Shrinking factory output is a worry for most major economies and many U.S. exporters. FedEx is the latest big company to take a hit. The world's largest air cargo shipper says a decline in manufacturing output would cut its profits for this quarter. The latest monthly reading on U.S. manufacturing activity from the Institute for Supply Management indicates a contraction. The U.S. report comes amid shrinking factory activity in almost every major economy, including the 17-country eurozone, Britain, China, Japan and Brazil. In China, factory activity fell last month to its lowest level in more than three years. New numbers today show even booming Australia is not immune. Quarterly growth slowed to 0.6 percent, compared with 1.4 percent expansion for Australia during the first quarter. Its annual growth through June slowed to 3.7 percent.
Hold the Big Mac! McDonald's is going all vegetarian at some restaurants in India. McDonald's says its kitchens in India are already separated into sections for cooking vegetarian and non-vegetarian food and its restaurants there do not sell any beef or pork. They also have menu items that cater to local tastes, such as the Maharaja Mac, a Big Mac made with chicken patties. Yum.
Score one for Amazon in its video battle against Netflix. A new Amazon licensing deal with Epix threatens to undercut Netflix's leadership in the growing video-streaming market. The multiyear deal eliminates a key competitive advantage for Netflix, which had been paying about $200 million annually during the past two years for the exclusive online rights to show movies from Paramount, MGM and Lionsgate 90 days after they appeared on Epix's pay-TV channel. The exclusive window closed on Netflix at the end of August, requiring the company to either renegotiate the terms with Epix or allow the rights to be sold to other Internet video services. After Netflix decided that holding the exclusive rights to Epix was no longer worth the cost, Amazon.com pounced on the opportunity to expand its Internet video service.

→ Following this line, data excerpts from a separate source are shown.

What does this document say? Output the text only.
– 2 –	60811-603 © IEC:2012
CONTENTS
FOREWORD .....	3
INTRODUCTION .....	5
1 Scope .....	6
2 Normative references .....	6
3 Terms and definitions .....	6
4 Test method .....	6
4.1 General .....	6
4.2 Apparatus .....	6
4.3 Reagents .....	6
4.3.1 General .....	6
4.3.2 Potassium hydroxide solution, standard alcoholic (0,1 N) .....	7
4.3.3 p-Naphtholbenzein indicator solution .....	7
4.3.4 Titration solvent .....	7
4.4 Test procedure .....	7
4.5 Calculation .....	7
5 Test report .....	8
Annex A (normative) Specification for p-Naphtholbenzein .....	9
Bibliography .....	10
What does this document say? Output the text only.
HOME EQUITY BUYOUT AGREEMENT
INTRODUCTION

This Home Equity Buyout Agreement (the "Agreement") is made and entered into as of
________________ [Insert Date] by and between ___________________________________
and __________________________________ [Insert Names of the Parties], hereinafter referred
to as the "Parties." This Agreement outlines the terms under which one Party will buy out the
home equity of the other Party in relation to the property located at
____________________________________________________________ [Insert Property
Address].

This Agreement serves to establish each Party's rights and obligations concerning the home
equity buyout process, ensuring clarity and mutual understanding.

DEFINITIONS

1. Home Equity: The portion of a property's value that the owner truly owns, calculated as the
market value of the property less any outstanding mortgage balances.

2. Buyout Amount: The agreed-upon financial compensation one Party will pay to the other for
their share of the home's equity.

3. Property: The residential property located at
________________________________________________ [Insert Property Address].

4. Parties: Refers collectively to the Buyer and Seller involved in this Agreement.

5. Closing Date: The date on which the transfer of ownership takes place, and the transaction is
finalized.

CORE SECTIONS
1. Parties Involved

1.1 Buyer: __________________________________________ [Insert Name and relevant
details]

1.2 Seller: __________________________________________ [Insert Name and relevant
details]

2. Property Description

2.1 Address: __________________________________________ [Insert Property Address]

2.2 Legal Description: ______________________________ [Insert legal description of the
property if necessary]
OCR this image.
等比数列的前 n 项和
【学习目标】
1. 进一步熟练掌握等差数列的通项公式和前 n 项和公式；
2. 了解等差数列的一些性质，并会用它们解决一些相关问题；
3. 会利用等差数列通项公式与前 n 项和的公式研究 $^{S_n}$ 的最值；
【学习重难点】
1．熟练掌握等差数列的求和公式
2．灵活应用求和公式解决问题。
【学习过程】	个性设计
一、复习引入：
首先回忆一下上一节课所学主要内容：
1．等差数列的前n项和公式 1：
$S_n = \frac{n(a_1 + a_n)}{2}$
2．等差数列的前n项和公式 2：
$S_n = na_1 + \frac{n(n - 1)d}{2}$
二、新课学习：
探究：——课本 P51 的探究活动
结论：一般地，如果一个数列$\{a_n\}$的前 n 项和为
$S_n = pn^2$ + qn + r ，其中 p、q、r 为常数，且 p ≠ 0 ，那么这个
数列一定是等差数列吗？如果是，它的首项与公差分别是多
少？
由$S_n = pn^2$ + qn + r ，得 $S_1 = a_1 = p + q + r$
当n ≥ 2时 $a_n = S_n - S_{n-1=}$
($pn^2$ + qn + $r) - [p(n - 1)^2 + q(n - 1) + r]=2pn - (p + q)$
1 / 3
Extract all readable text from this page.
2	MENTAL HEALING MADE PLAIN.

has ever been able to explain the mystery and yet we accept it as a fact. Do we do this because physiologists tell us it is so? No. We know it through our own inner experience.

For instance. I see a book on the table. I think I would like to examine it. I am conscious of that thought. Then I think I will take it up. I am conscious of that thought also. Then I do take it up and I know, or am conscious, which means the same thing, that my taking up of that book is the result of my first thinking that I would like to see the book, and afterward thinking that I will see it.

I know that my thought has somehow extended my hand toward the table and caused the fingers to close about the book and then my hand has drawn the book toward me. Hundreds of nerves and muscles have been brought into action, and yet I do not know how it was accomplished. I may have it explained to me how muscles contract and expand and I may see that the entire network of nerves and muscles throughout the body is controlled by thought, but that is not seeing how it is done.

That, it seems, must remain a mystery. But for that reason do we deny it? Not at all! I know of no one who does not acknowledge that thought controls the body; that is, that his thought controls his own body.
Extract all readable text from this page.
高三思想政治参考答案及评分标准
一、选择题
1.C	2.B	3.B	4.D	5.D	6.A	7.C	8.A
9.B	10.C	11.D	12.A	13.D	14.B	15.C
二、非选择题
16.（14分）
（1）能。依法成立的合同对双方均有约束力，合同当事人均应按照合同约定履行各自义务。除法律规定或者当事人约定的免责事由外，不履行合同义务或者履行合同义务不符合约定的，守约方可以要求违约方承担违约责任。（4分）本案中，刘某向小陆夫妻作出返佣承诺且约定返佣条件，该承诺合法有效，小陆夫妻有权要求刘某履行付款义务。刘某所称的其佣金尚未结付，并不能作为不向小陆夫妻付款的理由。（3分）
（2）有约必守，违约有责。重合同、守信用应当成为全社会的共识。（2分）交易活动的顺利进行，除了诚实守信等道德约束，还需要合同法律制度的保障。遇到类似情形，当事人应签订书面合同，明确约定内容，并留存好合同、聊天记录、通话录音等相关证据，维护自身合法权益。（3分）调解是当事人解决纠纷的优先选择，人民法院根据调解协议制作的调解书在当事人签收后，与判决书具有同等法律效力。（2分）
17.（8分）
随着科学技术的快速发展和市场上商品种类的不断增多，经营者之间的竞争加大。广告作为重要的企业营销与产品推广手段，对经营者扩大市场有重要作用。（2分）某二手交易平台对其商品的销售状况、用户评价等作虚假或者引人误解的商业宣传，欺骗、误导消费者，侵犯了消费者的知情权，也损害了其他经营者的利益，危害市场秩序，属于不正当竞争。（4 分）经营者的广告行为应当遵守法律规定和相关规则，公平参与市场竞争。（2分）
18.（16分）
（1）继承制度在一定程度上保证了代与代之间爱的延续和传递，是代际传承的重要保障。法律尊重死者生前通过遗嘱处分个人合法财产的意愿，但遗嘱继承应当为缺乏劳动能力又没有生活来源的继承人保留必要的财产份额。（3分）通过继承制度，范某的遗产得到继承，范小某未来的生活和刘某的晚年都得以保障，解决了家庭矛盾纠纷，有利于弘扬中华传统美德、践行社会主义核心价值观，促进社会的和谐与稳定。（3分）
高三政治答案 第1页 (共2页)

How much are your kids learning about money? Most schools teach little about financial responsibility. Trae Bodge, senior editor of retailmenot's Insider Magazine, says that's a mistake. "We're sending our kids out there with no financial training of their own," Bodge said, and that might be one reason many college students make poor choices about debt and credit cards. "I think it's really crucial when kids go out into the world on their own that they have a very solid foundation of financial responsibility."